The results of audits and experience audits are used to review and develop training for staff, and examples, themes and trends have enabled the Trust to identify areas that draw out the quality measures.
The Clinical Audit and Patient Experience programmes for 2024/25 focused on national, strategic, and regulatory driven audit projects that related to the priorities set within the Quality Account agenda. Full details of all audits undertaken are in the Quality Account.
The Head of Internal Audit opinion and Annual Internal Audit Programme
17 internal audit reviews had been carried out with 7 receiving Reasonable Opinion, 3 Limited with 3 being Advisory and another 3 at Completion Stage at the time of writing the Annual Governance Statement. The Audit Committee has considered the outputs of this work when endorsing the 2024/25 AGS.
Head of Internal Audit’s Annual Opinion states: ‘TIAA is satisfied that, for the areas reviewed during the year, East of England Ambulance Trust has reasonable and effective risk management, control and governance processes in place.
This opinion is based solely on the matters that came to the attention of TIAA during the course of the internal audit reviews carried out during the year and is not an opinion on all elements of the risk management, control and governance processes or the ongoing financial viability or your ability to meet financial obligations which must be obtained by East of England Ambulance Trust from its various sources of assurance’.
Significant In-Year Matters
The Trust had an unannounced Care Quality Commission inspection in November 2024; no formal report has been issued yet. In January 2025 the Trust was issued with a Section 29A Warning Notice and a Section 64 (Regulation 17) under the Health and Social Care Act 2008, and below areas were recommended for improvement:
- The service did not ensure staff kept up to date with their mandatory training.
- Waiting times for calls were below national standards which meant the service did not ensure people could access the service when they needed it.
- The service did not have enough staff to keep service users safe from avoidable harm and or to provide the right care and treatment.
- The service had cultural issues across the three emergency operations centres sites and the emergency and urgent care sites.
- Not all controlled medicine incidents were properly investigated, appropriate action taken and recorded to mitigate further risks or lessons identified to improve future practice.
- Ambulance station areas did not all adequately act on information about staff opinion of the service to develop and take actions for improvement.
The Trust also received a notification of contravention from Health and Safety Executive on managing the causes of work-related stress, lack of systems in place to enable and encourage managers to support their staff, employees were unaware of policies and procedures, or experiencing difficulties in where to access information and weakness in systems for the monitoring and reviewing of work-related stress measures
Conclusion
I can confirm that there is no significant internal control issues identified that do not have a clear plan in place for effective mitigation. Where control issues have been identified, for example in relation to safe care and treatment and good governance through CQC inspection, a process has been developed which ensures appropriate support and scrutiny in relation to the areas required, with robust reporting in place. Improvement is being seen across all areas of concern.

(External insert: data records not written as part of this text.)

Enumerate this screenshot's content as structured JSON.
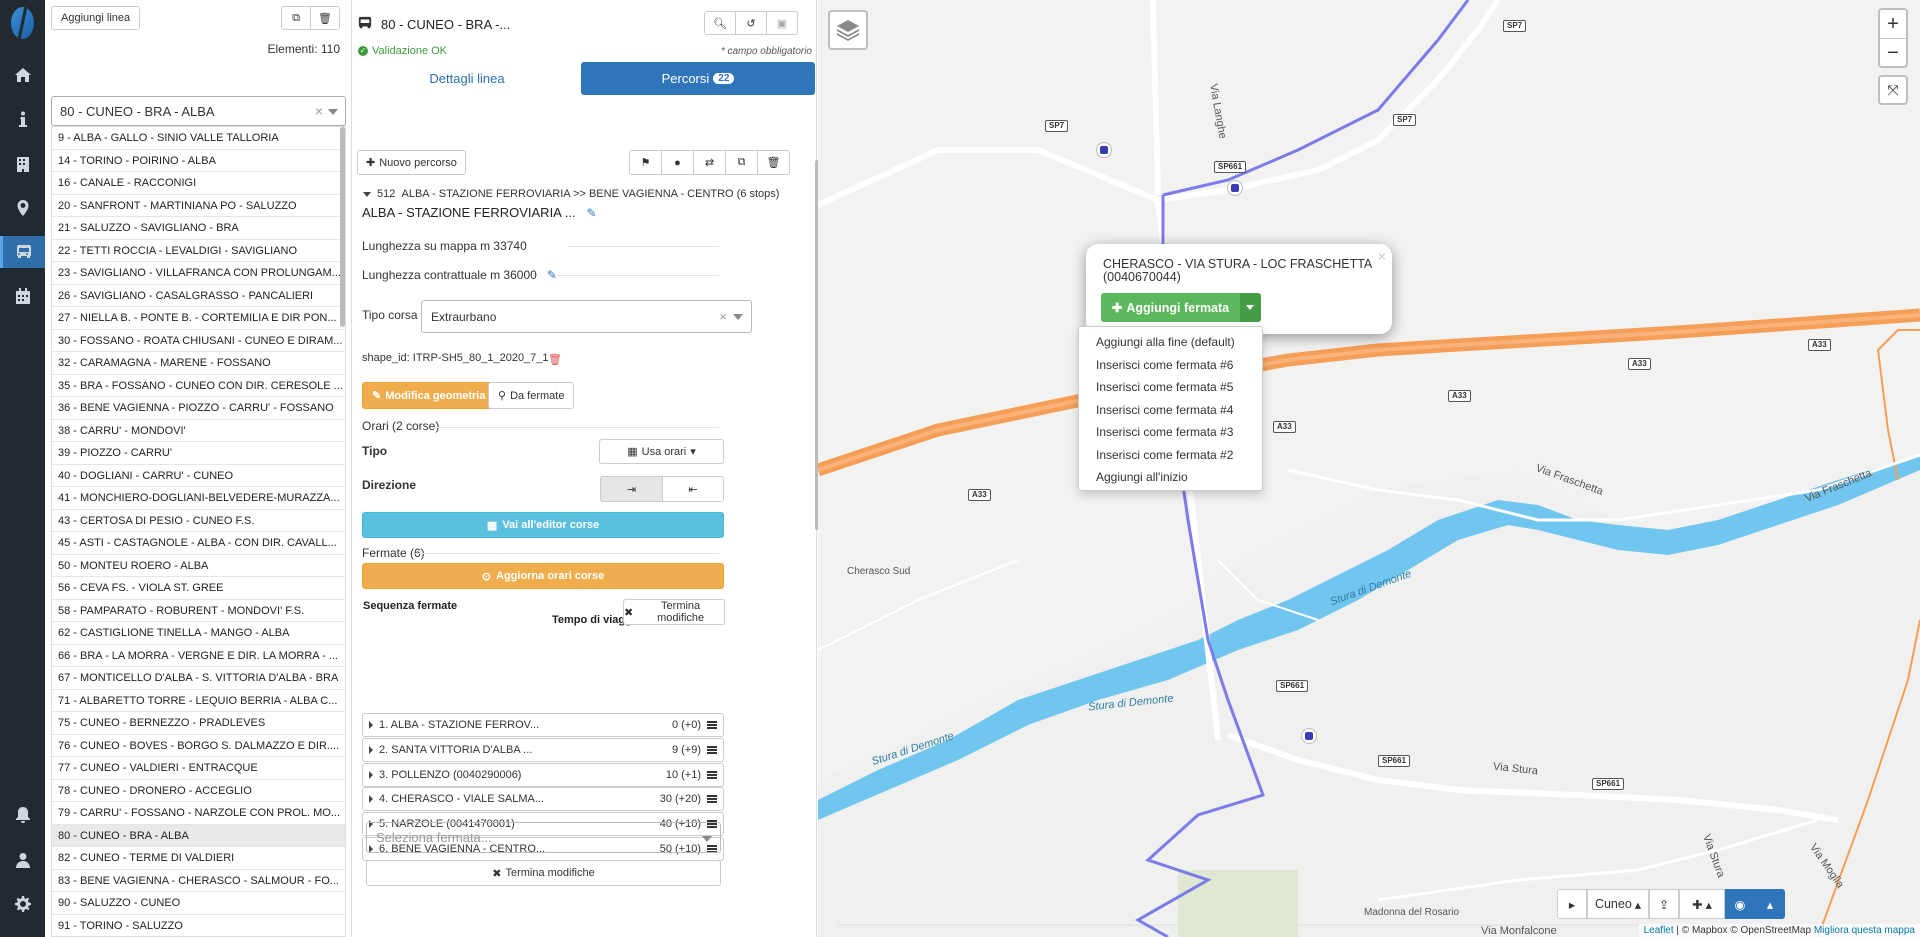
{
  "nav": {
    "items": [
      "home-icon",
      "info-icon",
      "building-icon",
      "map-marker-icon",
      "bus-icon",
      "calendar-icon"
    ],
    "bottom": [
      "bell-icon",
      "user-icon",
      "gear-icon"
    ],
    "active": "bus-icon"
  },
  "lines": {
    "add_button": "Aggiungi linea",
    "count_label": "Elementi: 110",
    "selected": "80 - CUNEO - BRA - ALBA",
    "items": [
      "9 - ALBA - GALLO - SINIO VALLE TALLORIA",
      "14 - TORINO - POIRINO - ALBA",
      "16 - CANALE - RACCONIGI",
      "20 - SANFRONT - MARTINIANA PO - SALUZZO",
      "21 - SALUZZO - SAVIGLIANO - BRA",
      "22 - TETTI ROCCIA - LEVALDIGI - SAVIGLIANO",
      "23 - SAVIGLIANO - VILLAFRANCA CON PROLUNGAM...",
      "26 - SAVIGLIANO - CASALGRASSO - PANCALIERI",
      "27 - NIELLA B. - PONTE B. - CORTEMILIA E DIR PON...",
      "30 - FOSSANO - ROATA CHIUSANI - CUNEO E DIRAM...",
      "32 - CARAMAGNA - MARENE - FOSSANO",
      "35 - BRA - FOSSANO - CUNEO CON DIR. CERESOLE ...",
      "36 - BENE VAGIENNA - PIOZZO - CARRU' - FOSSANO",
      "38 - CARRU' - MONDOVI'",
      "39 - PIOZZO - CARRU'",
      "40 - DOGLIANI - CARRU' - CUNEO",
      "41 - MONCHIERO-DOGLIANI-BELVEDERE-MURAZZA...",
      "43 - CERTOSA DI PESIO - CUNEO F.S.",
      "45 - ASTI - CASTAGNOLE - ALBA - CON DIR. CAVALL...",
      "50 - MONTEU ROERO - ALBA",
      "56 - CEVA FS. - VIOLA ST. GREE",
      "58 - PAMPARATO - ROBURENT - MONDOVI' F.S.",
      "62 - CASTIGLIONE TINELLA - MANGO - ALBA",
      "66 - BRA - LA MORRA - VERGNE E DIR. LA MORRA - ...",
      "67 - MONTICELLO D'ALBA - S. VITTORIA D'ALBA - BRA",
      "71 - ALBARETTO TORRE - LEQUIO BERRIA - ALBA C...",
      "75 - CUNEO - BERNEZZO - PRADLEVES",
      "76 - CUNEO - BOVES - BORGO S. DALMAZZO E DIR....",
      "77 - CUNEO - VALDIERI - ENTRACQUE",
      "78 - CUNEO - DRONERO - ACCEGLIO",
      "79 - CARRU' - FOSSANO - NARZOLE CON PROL. MO...",
      "80 - CUNEO - BRA - ALBA",
      "82 - CUNEO - TERME DI VALDIERI",
      "83 - BENE VAGIENNA - CHERASCO - SALMOUR - FO...",
      "90 - SALUZZO - CUNEO",
      "91 - TORINO - SALUZZO"
    ],
    "active_index": 31
  },
  "editor": {
    "title": "80 - CUNEO - BRA -...",
    "validation": "Validazione OK",
    "required_note": "* campo obbligatorio",
    "tab_details": "Dettagli linea",
    "tab_routes": "Percorsi",
    "routes_count": "22",
    "new_route": "Nuovo percorso",
    "route_header_id": "512",
    "route_header": "ALBA - STAZIONE FERROVIARIA >> BENE VAGIENNA - CENTRO (6 stops)",
    "route_name": "ALBA - STAZIONE FERROVIARIA ...",
    "map_length": "Lunghezza su mappa m 33740",
    "contract_length": "Lunghezza contrattuale m 36000",
    "trip_type_label": "Tipo corsa",
    "trip_type_value": "Extraurbano",
    "shape_id": "shape_id: ITRP-SH5_80_1_2020_7_1",
    "edit_geometry": "Modifica geometria perc.",
    "from_stops": "Da fermate",
    "schedules_label": "Orari (2 corse)",
    "type_label": "Tipo",
    "use_schedules": "Usa orari",
    "direction_label": "Direzione",
    "trip_editor": "Vai all'editor corse",
    "stops_label": "Fermate (6)",
    "update_schedules": "Aggiorna orari corse",
    "sequence_label": "Sequenza fermate",
    "travel_time_label": "Tempo di viaggio",
    "end_edit": "Termina modifiche",
    "stops": [
      {
        "name": "1. ALBA - STAZIONE FERROV...",
        "time": "0 (+0)"
      },
      {
        "name": "2. SANTA VITTORIA D'ALBA ...",
        "time": "9 (+9)"
      },
      {
        "name": "3. POLLENZO (0040290006)",
        "time": "10 (+1)"
      },
      {
        "name": "4. CHERASCO - VIALE SALMA...",
        "time": "30 (+20)"
      },
      {
        "name": "5. NARZOLE (0041470001)",
        "time": "40 (+10)"
      },
      {
        "name": "6. BENE VAGIENNA - CENTRO...",
        "time": "50 (+10)"
      }
    ],
    "select_stop_placeholder": "Seleziona fermata..."
  },
  "map": {
    "popup_title": "CHERASCO - VIA STURA - LOC FRASCHETTA (0040670044)",
    "add_stop": "Aggiungi fermata",
    "menu": [
      "Aggiungi alla fine (default)",
      "Inserisci come fermata #6",
      "Inserisci come fermata #5",
      "Inserisci come fermata #4",
      "Inserisci come fermata #3",
      "Inserisci come fermata #2",
      "Aggiungi all'inizio"
    ],
    "zoom_in": "+",
    "zoom_out": "−",
    "location": "Cuneo",
    "attr_leaflet": "Leaflet",
    "attr_rest": "| © Mapbox © OpenStreetMap",
    "attr_improve": "Migliora questa mappa",
    "labels": {
      "via_langhe": "Via Langhe",
      "via_fraschetta_1": "Via Fraschetta",
      "via_fraschetta_2": "Via Fraschetta",
      "via_stura": "Via Stura",
      "via_stura_2": "Via Stura",
      "via_moglia": "Via Moglia",
      "via_monfalcone": "Via Monfalcone",
      "cherasco_sud": "Cherasco Sud",
      "madonna": "Madonna del Rosario",
      "stura_1": "Stura di Demonte",
      "stura_2": "Stura di Demonte",
      "stura_3": "Stura di Demonte"
    },
    "shields": {
      "sp7a": "SP7",
      "sp7b": "SP7",
      "sp7c": "SP7",
      "sp661a": "SP661",
      "sp661b": "SP661",
      "sp661c": "SP661",
      "sp661d": "SP661",
      "a33a": "A33",
      "a33b": "A33",
      "a33c": "A33",
      "a33d": "A33",
      "a33e": "A33"
    },
    "colors": {
      "route": "#7b7bea",
      "highway": "#f59e57",
      "river": "#6fc6ee"
    }
  }
}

There is an acknowledgement that the Trust continues its improvement journey, with strengthened systems and controls being implemented to mitigate the internal control challenges that the Trust is actively managing. I am confident that appropriate mitigation plans are in place with clear oversight and scrutiny through the regulators and that we therefore have a generally sound system of internal control that supports the achievement of our policies, aims and objectives. We continue to identify opportunities to strengthen the internal control environment into 2025-26.